するとクッションが持ち上がり、そして移動時のガクンという衝撃で下に落ちた。
「ああん、もう陽ったら全然ダメじゃない。んもう」
「いや愛菜、こういうのは1回で取るのはむずいんだよ!少しずつ穴に近づけていかないと」
そう言いながら俺はまた100円を投入してゲームを始める。
そしてまた100円…100円…。
500円使っても、落ちる気配が全く感じられない。
「んもう、陽ったら何やってんのよう。もう我慢の限界。私の奥の手を使うから、ちょっと待ってて」
そう言うと愛菜は何処かへ歩いて行った。
俺がその場で暫く待っていると、愛菜は茶髪の若い男性店員を連れてきた。
すると愛菜はその店員の腕をつかみ、瞳をうるうるさせて言った。
「お兄さん、私ね、これどうしても欲しいの。でもね、もう3000円も使ってるんだけど、全然取れないの。何とかしてほしいなあ」
そして愛菜は瞳に涙を浮かべ、男性店員に密着して、店員の顔をじっと見つめた。
すると茶髪の男性店員は、少し顔を赤らめながら言った。
「さ、3000円ですか…わかりました、ちょっと待っていてください」
すると男性店員はウインドウを開けて、どう考えても一撃で落ちるであろう場所までクッションを移動してくれた。

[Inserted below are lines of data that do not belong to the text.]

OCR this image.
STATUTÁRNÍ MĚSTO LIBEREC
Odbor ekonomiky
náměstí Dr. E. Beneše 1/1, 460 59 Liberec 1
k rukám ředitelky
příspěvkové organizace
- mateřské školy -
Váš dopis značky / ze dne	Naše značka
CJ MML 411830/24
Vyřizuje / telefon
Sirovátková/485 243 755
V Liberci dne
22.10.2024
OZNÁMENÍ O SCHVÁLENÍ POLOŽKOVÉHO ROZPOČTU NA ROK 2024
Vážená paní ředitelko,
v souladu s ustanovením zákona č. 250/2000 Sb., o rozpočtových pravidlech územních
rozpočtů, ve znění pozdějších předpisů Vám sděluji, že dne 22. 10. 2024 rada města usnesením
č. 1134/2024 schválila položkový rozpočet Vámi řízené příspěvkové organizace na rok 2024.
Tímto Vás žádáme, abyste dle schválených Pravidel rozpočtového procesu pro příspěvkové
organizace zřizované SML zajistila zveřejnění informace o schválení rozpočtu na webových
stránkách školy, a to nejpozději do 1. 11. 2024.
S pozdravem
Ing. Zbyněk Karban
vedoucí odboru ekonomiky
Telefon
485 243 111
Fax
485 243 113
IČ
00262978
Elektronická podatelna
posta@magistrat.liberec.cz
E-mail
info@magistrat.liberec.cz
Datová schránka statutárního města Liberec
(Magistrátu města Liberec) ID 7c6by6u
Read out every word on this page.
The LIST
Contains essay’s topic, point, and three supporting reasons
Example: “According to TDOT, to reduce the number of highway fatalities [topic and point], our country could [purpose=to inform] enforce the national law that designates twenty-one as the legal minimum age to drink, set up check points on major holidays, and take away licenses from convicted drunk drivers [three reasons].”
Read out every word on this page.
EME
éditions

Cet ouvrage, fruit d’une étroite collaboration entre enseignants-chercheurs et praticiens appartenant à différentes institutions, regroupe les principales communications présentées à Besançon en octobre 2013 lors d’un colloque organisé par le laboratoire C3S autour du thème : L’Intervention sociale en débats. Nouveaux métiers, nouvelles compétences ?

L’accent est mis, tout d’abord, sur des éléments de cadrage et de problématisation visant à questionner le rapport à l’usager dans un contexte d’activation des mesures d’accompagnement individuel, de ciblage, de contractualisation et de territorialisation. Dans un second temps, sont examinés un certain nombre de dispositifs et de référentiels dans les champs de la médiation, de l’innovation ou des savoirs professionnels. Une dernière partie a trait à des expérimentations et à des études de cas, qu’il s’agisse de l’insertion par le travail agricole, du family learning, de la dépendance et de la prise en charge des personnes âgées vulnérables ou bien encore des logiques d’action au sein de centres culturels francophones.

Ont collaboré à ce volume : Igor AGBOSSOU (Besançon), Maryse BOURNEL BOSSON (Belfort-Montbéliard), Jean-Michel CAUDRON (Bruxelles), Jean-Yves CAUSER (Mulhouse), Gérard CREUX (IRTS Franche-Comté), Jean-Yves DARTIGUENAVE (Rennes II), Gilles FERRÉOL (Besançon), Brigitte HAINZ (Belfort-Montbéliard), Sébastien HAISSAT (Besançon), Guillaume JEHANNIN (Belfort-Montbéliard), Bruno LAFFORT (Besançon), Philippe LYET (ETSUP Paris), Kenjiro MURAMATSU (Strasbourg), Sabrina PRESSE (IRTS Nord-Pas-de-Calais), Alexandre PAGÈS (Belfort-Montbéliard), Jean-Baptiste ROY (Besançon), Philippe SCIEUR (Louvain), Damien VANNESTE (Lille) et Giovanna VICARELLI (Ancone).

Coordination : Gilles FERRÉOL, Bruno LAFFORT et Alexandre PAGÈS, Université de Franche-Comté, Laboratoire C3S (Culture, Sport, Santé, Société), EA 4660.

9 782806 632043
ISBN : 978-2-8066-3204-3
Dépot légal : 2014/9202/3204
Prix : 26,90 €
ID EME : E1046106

「本当はこれはやらないんですが、今回だけ特別ですよ」
「ありがとう、イケメン店員さん!」
「は、はい。ではお楽しみ下さい」
そう言うと店員は何処かへ移動して行った。愛菜は店員が消えていった方向に向かって、あっかんべーをした。
だから愛菜、子どもか!
「愛菜、俺まだ3000円も使ってないぞ?」
「あらそうだっけ?じゃあ私の計算間違いね。私、算数苦手だから。きゃはは」
うん…まあ、いいか。クッションは店員によってもう落ちる寸前まで移動してある。
俺は100円を追加してクレーンを移動する。これで取れなかったらアホだ。
クッションは持ち上がり、コロッと穴に落ちて行った。
「やったあ!とれたとれた!あははは」
そう言って愛菜はすみっこぐらしクッションを取り出し、両手で抱えて俺に「ありがとう」と言ってニッコリと笑った。
その屈託のない笑顔に、俺もつられて笑顔になった。
すると大きなビニール袋を持った大樹と、ニコニコ笑顔の美織がやってきた。
「今日はまずまずの成果だな。美織のフィギアを3個GETしたぞ」
そう言って大樹が満足げに頷く。
「ええ、大樹ありがとう。私、本当に嬉しいわ」
美織は頬をピンク色に染めながら、大樹を見つめて言った。
大樹は美織から目線を外して、照れたように頭を掻いた。
「じゃあ、そろそろ帰ろうか」
俺がそう言うと皆が頷き、4人はエントランスから店外へ出てきた。
大樹は美織を送っていくからと言って、二人で歩いて行った。
「さて、俺たちも帰るか。愛菜、家まで送っていくよ」
「ほんと?うれしい、きゃは」
そう言いながら、愛菜は俺に左手を差し出した。
俺はその手を右手で包み込んだ。
そうして俺たち二人は手をつなぎ、夕日を背にして、笑い合いながら帰って行った。